A report by NGO Dasra studies how private-public partnerships can play a large role in improving the quality of public education in Mumbai, India. The Municipal Corporation of Greater Mumbai recently launched a School Improvement Program to increase the level of learning across all of its schools. In Mumbai, public-private partnerships may be one of the best solutions to addressing the city’s public education needs.
Mumbai claims a 97% enrollment rate of all primary school-aged children in private and public schools. Despite such a high rate, 40% of children attend private schools because of perceptions that private education is superior to public education.
Poor families cannot afford to put their children through the private education system. The public education system then caters to the most marginalized children, where the incentive to attend school is based on the availability of lunch. However, these children have low reading levels where approximately 45-50% cannot read or write a paragraph.
A November 2010 report by Dasra called Making the Grade: Improving Mumbai’s Public Schools focuses on how public-private partnerships between not-for-profit organizations and the Municipal Corporation of Greater Mumbai (MCGM) can improve the quality of public school education.
There are 1,612 public elementary schools in Mumbai. The MCGM is responsible for the funding, management, infrastructure, staffing, implementation and delivery of education to Mumbai’s public schools, where the expenditures are US$50 (INR 2,250) per child per year. Recently, the MCGM launched the School Improvement Program, a public-private partnership working on specific interventions with the goal of increasing learning levels in the entire public education system.

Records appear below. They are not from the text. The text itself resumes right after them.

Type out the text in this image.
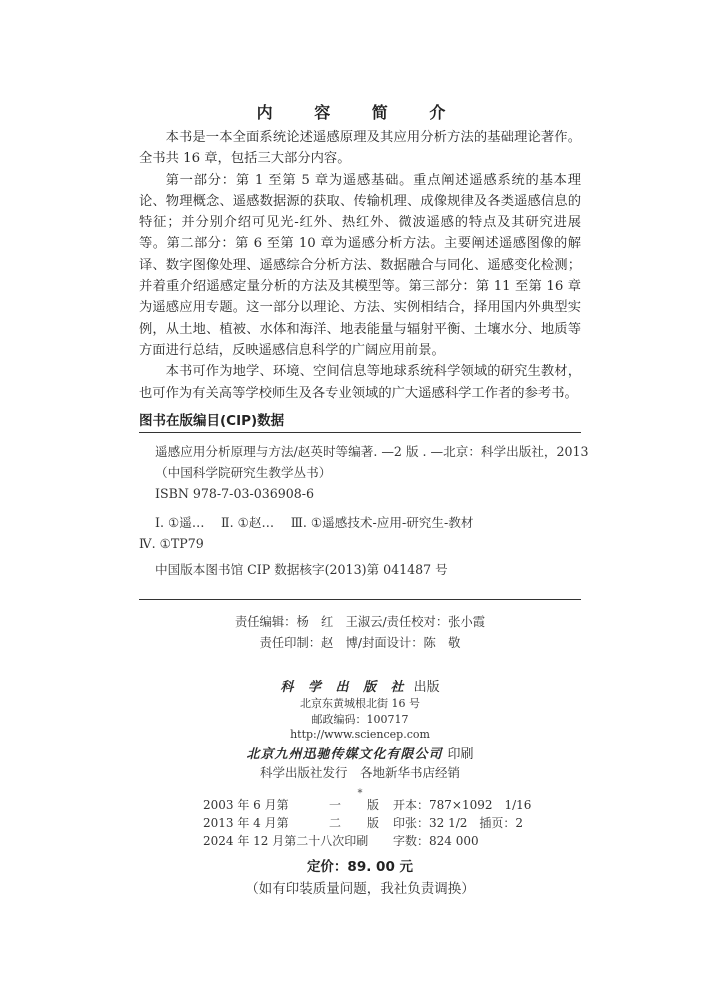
内 容 简 介

本书是一本全面系统论述遥感原理及其应用分析方法的基础理论著作。全书共 16 章，包括三大部分内容。

第一部分：第 1 至第 5 章为遥感基础。重点阐述遥感系统的基本理论、物理概念、遥感数据源的获取、传输机理、成像规律及各类遥感信息的特征；并分别介绍可见光-红外、热红外、微波遥感的特点及其研究进展等。第二部分：第 6 至第 10 章为遥感分析方法。主要阐述遥感图像的解译、数字图像处理、遥感综合分析方法、数据融合与同化、遥感变化检测；并着重介绍遥感定量分析的方法及其模型等。第三部分：第 11 至第 16 章为遥感应用专题。这一部分以理论、方法、实例相结合，择用国内外典型实例，从土地、植被、水体和海洋、地表能量与辐射平衡、土壤水分、地质等方面进行总结，反映遥感信息科学的广阔应用前景。

本书可作为地学、环境、空间信息等地球系统科学领域的研究生教材，也可作为有关高等学校师生及各专业领域的广大遥感科学工作者的参考书。

图书在版编目(CIP)数据
遥感应用分析原理与方法/赵英时等编著. —2 版 . —北京：科学出版社，2013
（中国科学院研究生教学丛书）
ISBN 978-7-03-036908-6
Ⅰ. ①遥…　 Ⅱ. ①赵…　 Ⅲ. ①遥感技术-应用-研究生-教材
Ⅳ. ①TP79
中国版本图书馆 CIP 数据核字(2013)第 041487 号
责任编辑：杨　红　王淑云/责任校对：张小霞
责任印制：赵　博/封面设计：陈　敬
科 学 出 版 社 出版
北京东黄城根北街 16 号
邮政编码：100717
http://www.sciencep.com
北京九州迅驰传媒文化有限公司 印刷
科学出版社发行　各地新华书店经销
*
2003 年 6 月第	一	版	开本：787×1092　1/16
2013 年 4 月第	二	版	印张：32 1/2　插页：2
2024 年 12 月第二十八次印刷	字数：824 000
定价：89. 00 元
（如有印装质量问题，我社负责调换）
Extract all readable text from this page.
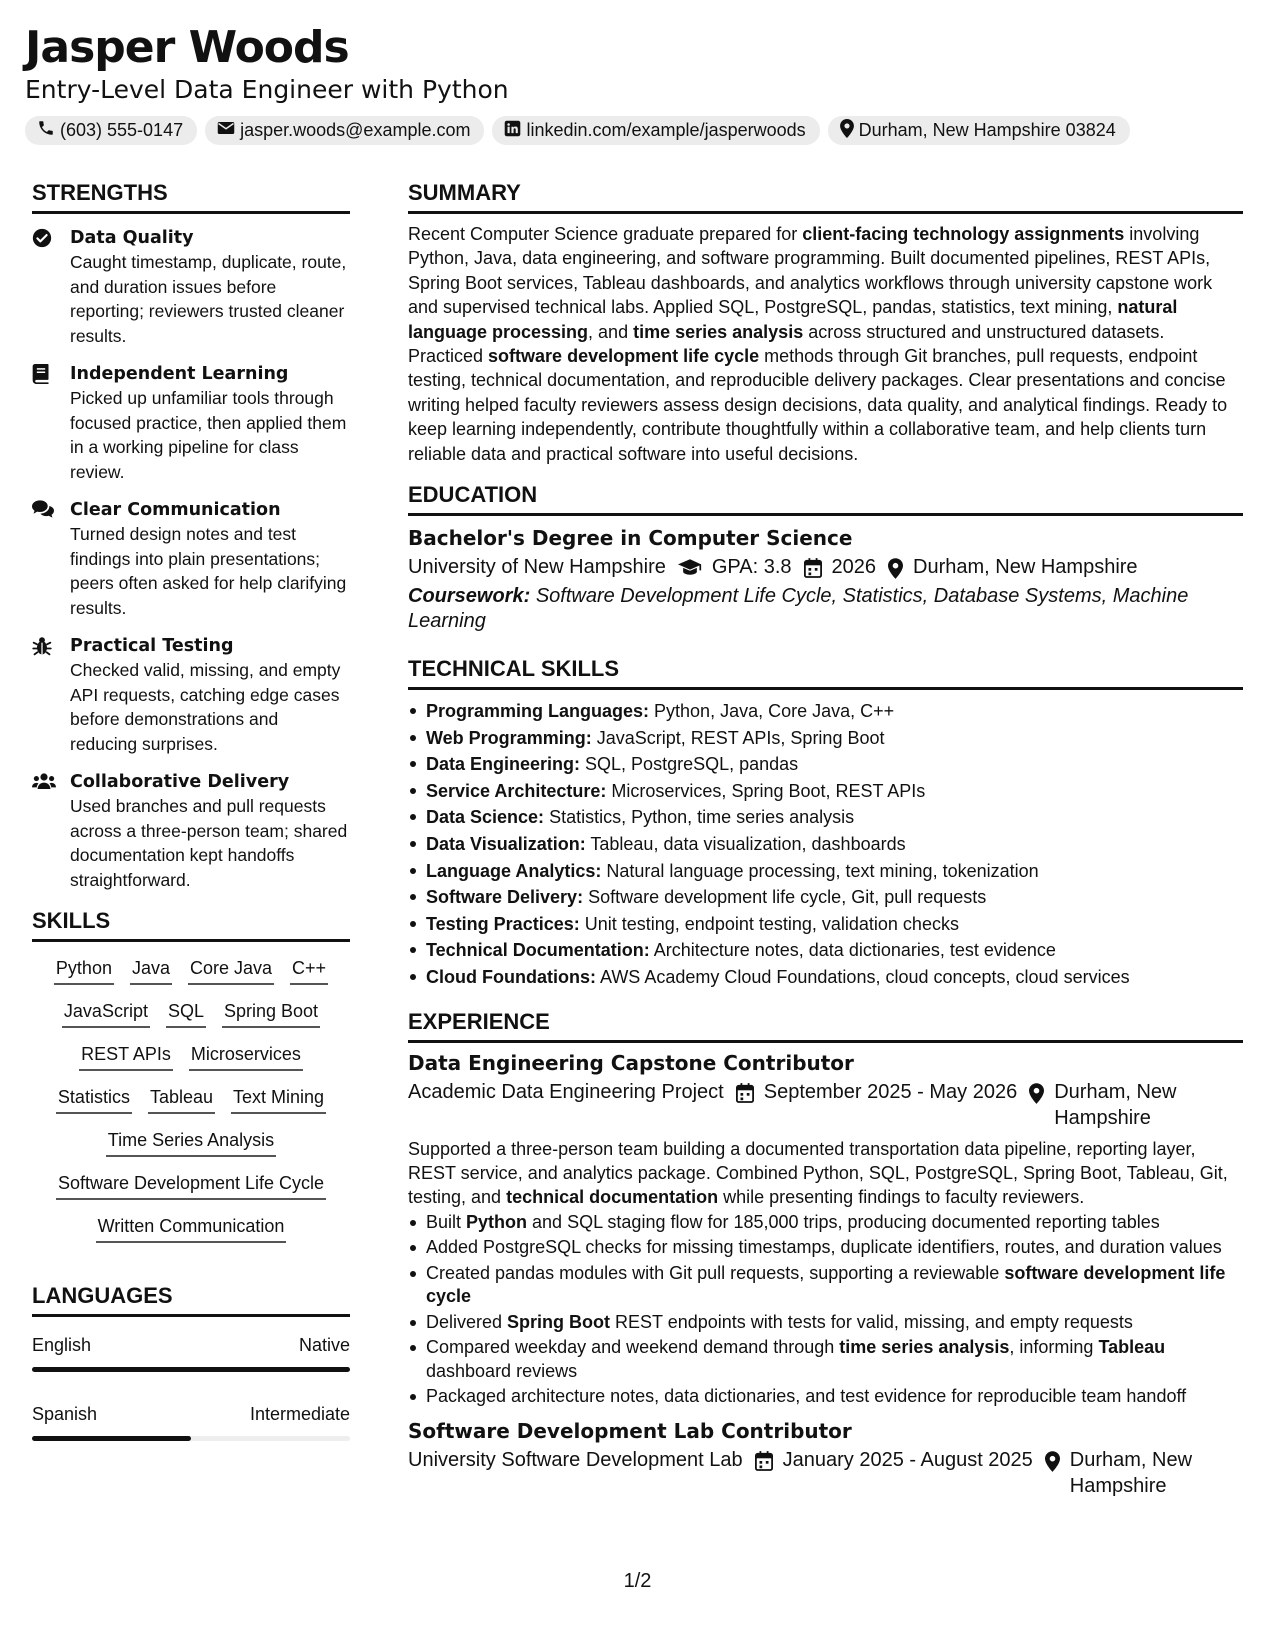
Jasper Woods
Entry-Level Data Engineer with Python
(603) 555-0147	jasper.woods@example.com	linkedin.com/example/jasperwoods	Durham, New Hampshire 03824
STRENGTHS
Data Quality
Caught timestamp, duplicate, route, and duration issues before reporting; reviewers trusted cleaner results.
Independent Learning
Picked up unfamiliar tools through focused practice, then applied them in a working pipeline for class review.
Clear Communication
Turned design notes and test findings into plain presentations; peers often asked for help clarifying results.
Practical Testing
Checked valid, missing, and empty API requests, catching edge cases before demonstrations and reducing surprises.
Collaborative Delivery
Used branches and pull requests across a three-person team; shared documentation kept handoffs straightforward.
SKILLS
Python Java Core Java C++
JavaScript SQL Spring Boot
REST APIs Microservices
Statistics Tableau Text Mining
Time Series Analysis
Software Development Life Cycle
Written Communication
LANGUAGES
English	Native
Spanish	Intermediate
SUMMARY
Recent Computer Science graduate prepared for client-facing technology assignments involving Python, Java, data engineering, and software programming. Built documented pipelines, REST APIs, Spring Boot services, Tableau dashboards, and analytics workflows through university capstone work and supervised technical labs. Applied SQL, PostgreSQL, pandas, statistics, text mining, natural language processing, and time series analysis across structured and unstructured datasets. Practiced software development life cycle methods through Git branches, pull requests, endpoint testing, technical documentation, and reproducible delivery packages. Clear presentations and concise writing helped faculty reviewers assess design decisions, data quality, and analytical findings. Ready to keep learning independently, contribute thoughtfully within a collaborative team, and help clients turn reliable data and practical software into useful decisions.
EDUCATION
Bachelor's Degree in Computer Science
University of New Hampshire GPA: 3.8 2026 Durham, New Hampshire
Coursework: Software Development Life Cycle, Statistics, Database Systems, Machine Learning
TECHNICAL SKILLS
Programming Languages: Python, Java, Core Java, C++
Web Programming: JavaScript, REST APIs, Spring Boot
Data Engineering: SQL, PostgreSQL, pandas
Service Architecture: Microservices, Spring Boot, REST APIs
Data Science: Statistics, Python, time series analysis
Data Visualization: Tableau, data visualization, dashboards
Language Analytics: Natural language processing, text mining, tokenization
Software Delivery: Software development life cycle, Git, pull requests
Testing Practices: Unit testing, endpoint testing, validation checks
Technical Documentation: Architecture notes, data dictionaries, test evidence
Cloud Foundations: AWS Academy Cloud Foundations, cloud concepts, cloud services
EXPERIENCE
Data Engineering Capstone Contributor
Academic Data Engineering Project September 2025 - May 2026 Durham, New Hampshire
Supported a three-person team building a documented transportation data pipeline, reporting layer, REST service, and analytics package. Combined Python, SQL, PostgreSQL, Spring Boot, Tableau, Git, testing, and technical documentation while presenting findings to faculty reviewers.
Built Python and SQL staging flow for 185,000 trips, producing documented reporting tables
Added PostgreSQL checks for missing timestamps, duplicate identifiers, routes, and duration values
Created pandas modules with Git pull requests, supporting a reviewable software development life cycle
Delivered Spring Boot REST endpoints with tests for valid, missing, and empty requests
Compared weekday and weekend demand through time series analysis, informing Tableau dashboard reviews
Packaged architecture notes, data dictionaries, and test evidence for reproducible team handoff
Software Development Lab Contributor
University Software Development Lab January 2025 - August 2025 Durham, New Hampshire
1/2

Mumbai’s challenges is not merely a matter of increasing literacy, but of having a grassroots understanding of what the obstacles are to improving public education. Many first generation students in Mumbai who attend public schools live in poor, congested conditions that are not conducive to encouraging a high-learning system. Rural-to-urban migration causes a mixture of many languages – this is a true challenge when bringing all these students into a single classroom and trying to set educational standards at the elementary level.